Des Israéliens roulent à vélo sur l’autoroute vide Ayalon à Tel Aviv, pendant Yom Kippour, le Jour du Grand Pardon, la plus sainte des fêtes juives, le 9 octobre 2019. (Miriam Alster/Flash 90)

En plus d’examiner les caméras de surveillance de la circulation sur les lieux, la police a interrogé un certain nombre de témoins oculaires.

L’un d’entre eux a déclaré à la police « qu’après l’accident, la seule chose qui le préoccupait était de cacher là quelque chose”, a rapporté la Douzième chaîne.

Un représentant de la police a déclaré lors de l’audience qu’un témoin a dit qu’Abu Laben « conduisait à une vitesse folle ».

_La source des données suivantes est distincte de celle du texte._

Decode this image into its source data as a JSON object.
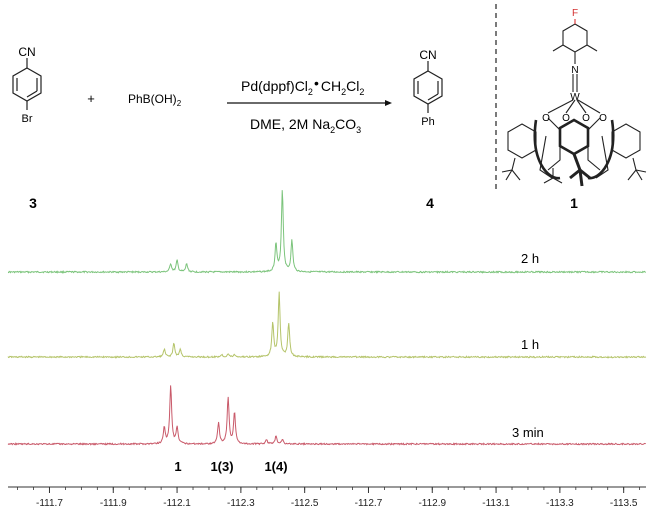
{
  "scheme": {
    "reactant_3": {
      "substituent_top": "CN",
      "substituent_bottom": "Br",
      "label": "3"
    },
    "plus": "+",
    "reagent": {
      "base": "PhB(OH)",
      "sub": "2"
    },
    "conditions_top": {
      "a": "Pd(dppf)Cl",
      "a_sub": "2",
      "dot": "•",
      "b": "CH",
      "b_sub1": "2",
      "c": "Cl",
      "c_sub2": "2"
    },
    "conditions_bottom": {
      "a": "DME, 2M Na",
      "a_sub1": "2",
      "b": "CO",
      "b_sub2": "3"
    },
    "product_4": {
      "substituent_top": "CN",
      "substituent_bottom": "Ph",
      "label": "4"
    },
    "catalyst_1": {
      "atom_F": "F",
      "atom_N": "N",
      "atom_W": "W",
      "atom_O": "O",
      "label": "1"
    }
  },
  "spectra": [
    {
      "label": "2 h",
      "color": "#7cc47c"
    },
    {
      "label": "1 h",
      "color": "#b5c46a"
    },
    {
      "label": "3 min",
      "color": "#c95a6a"
    }
  ],
  "peak_labels": [
    "1",
    "1(3)",
    "1(4)"
  ],
  "chart_data": {
    "type": "line",
    "title": "",
    "xlabel": "",
    "ylabel": "",
    "x_reversed": true,
    "xlim": [
      -111.57,
      -113.57
    ],
    "xticks": [
      -111.7,
      -111.9,
      -112.1,
      -112.3,
      -112.5,
      -112.7,
      -112.9,
      -113.1,
      -113.3,
      -113.5
    ],
    "xtick_labels": [
      "-111.7",
      "-111.9",
      "-112.1",
      "-112.3",
      "-112.5",
      "-112.7",
      "-112.9",
      "-113.1",
      "-113.3",
      "-113.5"
    ],
    "series": [
      {
        "label": "2 h",
        "peaks": [
          {
            "ppm": -112.08,
            "height": 0.1
          },
          {
            "ppm": -112.1,
            "height": 0.14
          },
          {
            "ppm": -112.13,
            "height": 0.1
          },
          {
            "ppm": -112.41,
            "height": 0.34
          },
          {
            "ppm": -112.43,
            "height": 1.0
          },
          {
            "ppm": -112.46,
            "height": 0.38
          }
        ]
      },
      {
        "label": "1 h",
        "peaks": [
          {
            "ppm": -112.06,
            "height": 0.1
          },
          {
            "ppm": -112.09,
            "height": 0.18
          },
          {
            "ppm": -112.11,
            "height": 0.1
          },
          {
            "ppm": -112.24,
            "height": 0.03
          },
          {
            "ppm": -112.26,
            "height": 0.04
          },
          {
            "ppm": -112.28,
            "height": 0.03
          },
          {
            "ppm": -112.4,
            "height": 0.45
          },
          {
            "ppm": -112.42,
            "height": 0.85
          },
          {
            "ppm": -112.45,
            "height": 0.45
          }
        ]
      },
      {
        "label": "3 min",
        "peaks": [
          {
            "ppm": -112.06,
            "height": 0.22
          },
          {
            "ppm": -112.08,
            "height": 0.78
          },
          {
            "ppm": -112.1,
            "height": 0.22
          },
          {
            "ppm": -112.23,
            "height": 0.28
          },
          {
            "ppm": -112.26,
            "height": 0.62
          },
          {
            "ppm": -112.28,
            "height": 0.42
          },
          {
            "ppm": -112.38,
            "height": 0.06
          },
          {
            "ppm": -112.41,
            "height": 0.1
          },
          {
            "ppm": -112.43,
            "height": 0.06
          }
        ]
      }
    ]
  }
}
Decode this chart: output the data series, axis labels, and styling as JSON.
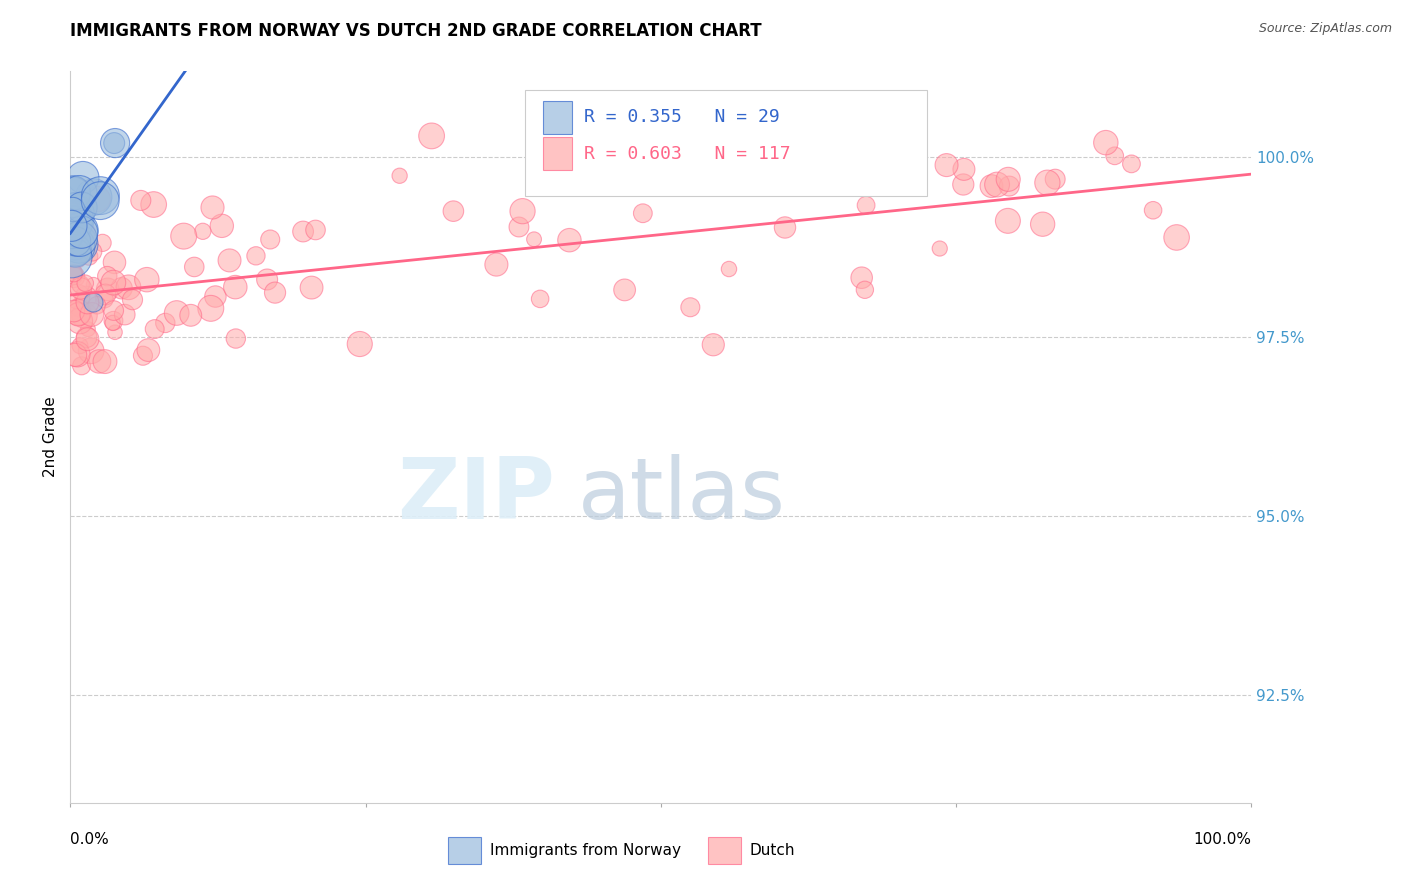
{
  "title": "IMMIGRANTS FROM NORWAY VS DUTCH 2ND GRADE CORRELATION CHART",
  "source": "Source: ZipAtlas.com",
  "ylabel": "2nd Grade",
  "yticks": [
    92.5,
    95.0,
    97.5,
    100.0
  ],
  "xlim": [
    0.0,
    100.0
  ],
  "ylim": [
    91.0,
    101.2
  ],
  "norway_R": 0.355,
  "norway_N": 29,
  "dutch_R": 0.603,
  "dutch_N": 117,
  "norway_color": "#99BBDD",
  "dutch_color": "#FFAAAA",
  "norway_edge_color": "#3366CC",
  "dutch_edge_color": "#FF6688",
  "norway_line_color": "#3366CC",
  "dutch_line_color": "#FF6688",
  "grid_color": "#CCCCCC",
  "right_tick_color": "#4499CC",
  "watermark_zip_color": "#DDEEF8",
  "watermark_atlas_color": "#BBCCDD"
}
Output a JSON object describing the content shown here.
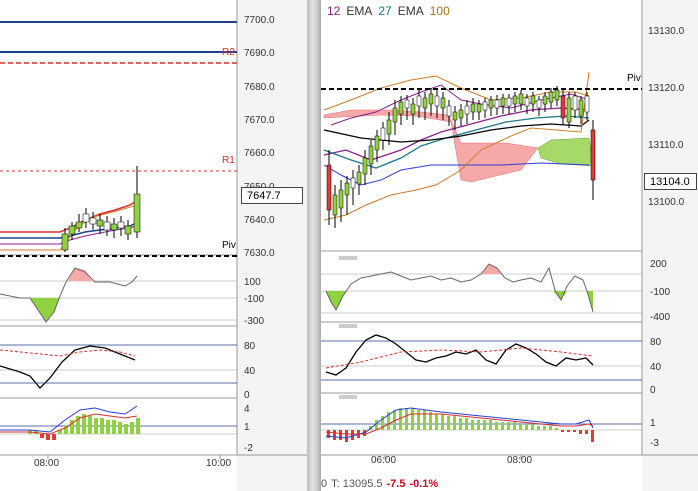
{
  "left_chart": {
    "price_ticks": [
      "7700.0",
      "7690.0",
      "7680.0",
      "7670.0",
      "7660.0",
      "7650.0",
      "7640.0",
      "7630.0"
    ],
    "current_price": "7647.7",
    "pivot_labels": {
      "r2": "R2",
      "r1": "R1",
      "piv": "Piv"
    },
    "cci_ticks": [
      "100",
      "-100",
      "-300"
    ],
    "stoch_ticks": [
      "80",
      "40",
      "0"
    ],
    "macd_ticks": [
      "4",
      "1",
      "-2"
    ],
    "time_ticks": [
      "08:00",
      "10:00"
    ]
  },
  "right_chart": {
    "legend": [
      {
        "text": "12",
        "color": "#8e1f8e"
      },
      {
        "text": "EMA",
        "color": "#333333"
      },
      {
        "text": "27",
        "color": "#1a7a8a"
      },
      {
        "text": "EMA",
        "color": "#333333"
      },
      {
        "text": "100",
        "color": "#b07020"
      }
    ],
    "price_ticks": [
      "13130.0",
      "13120.0",
      "13110.0",
      "13100.0"
    ],
    "current_price": "13104.0",
    "pivot_label": "Piv",
    "cci_ticks": [
      "200",
      "-100",
      "-400"
    ],
    "stoch_ticks": [
      "80",
      "40",
      "0"
    ],
    "macd_ticks": [
      "1",
      "-3"
    ],
    "time_ticks": [
      "06:00",
      "08:00"
    ]
  },
  "status_bar": {
    "prefix": "0",
    "last_label": "T: 13095.5",
    "change": "-7.5",
    "change_pct": "-0.1%"
  },
  "colors": {
    "bull_candle": "#8fd13f",
    "bear_candle": "#e53935",
    "cloud_bear": "#f7a8a8",
    "cloud_bull": "#a6d86a",
    "pivot_blue": "#1f3f8f",
    "pivot_red": "#d9302a"
  }
}
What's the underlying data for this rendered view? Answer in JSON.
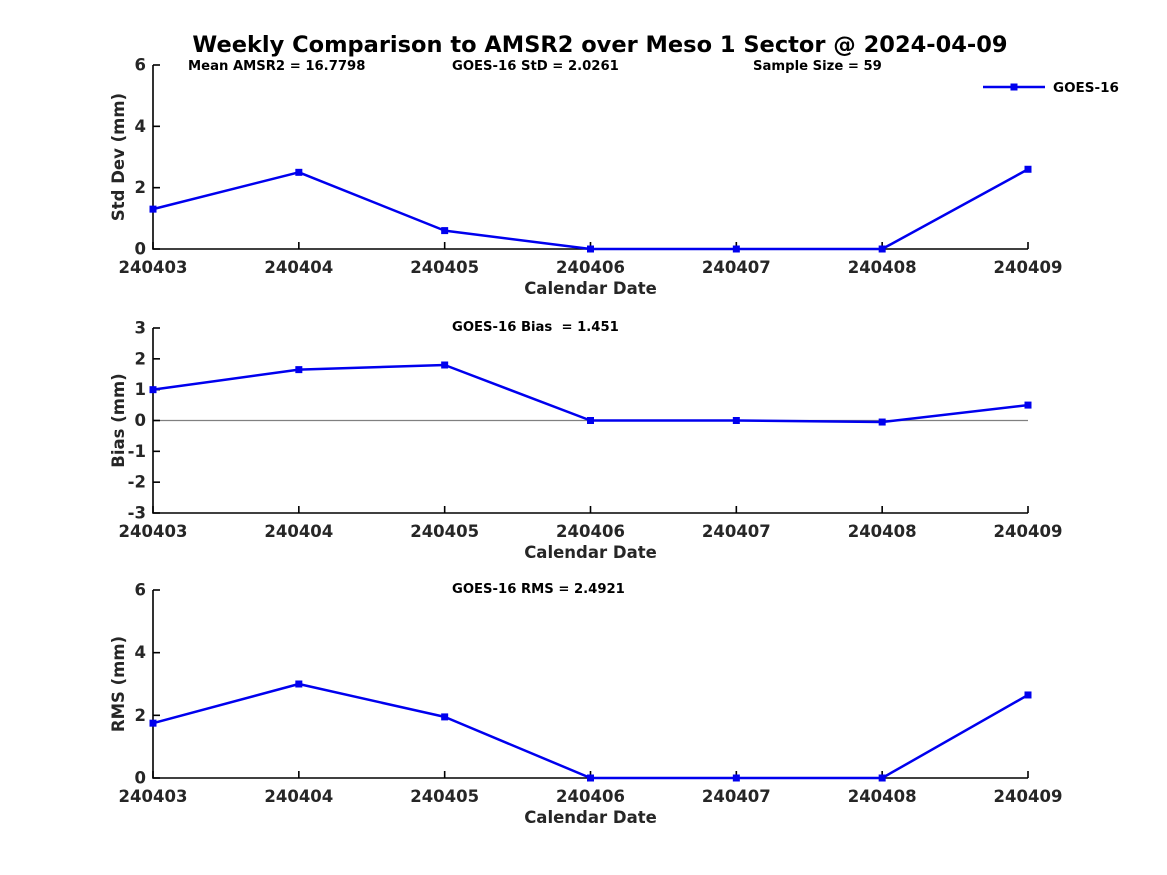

Un avocat du suspect a déclaré que son client avait exprimé des regrets sur ce qui s’était passé et qu’il coopérait avec la police.

Yom Kippour, le Jour du Grand Pardon, est le jour le plus saint du calendrier juif. Il a commencé mardi au coucher du soleil et s’est terminé mercredi soir, marqué par le jeune et une prière intense pour les Juifs religieux.

Un jeune cycliste de 10 ans, Riad Abu Shariki, a également trouvé la mort ce jour-là après avoir été heurté par une moto sur la route 443 dans le centre du pays.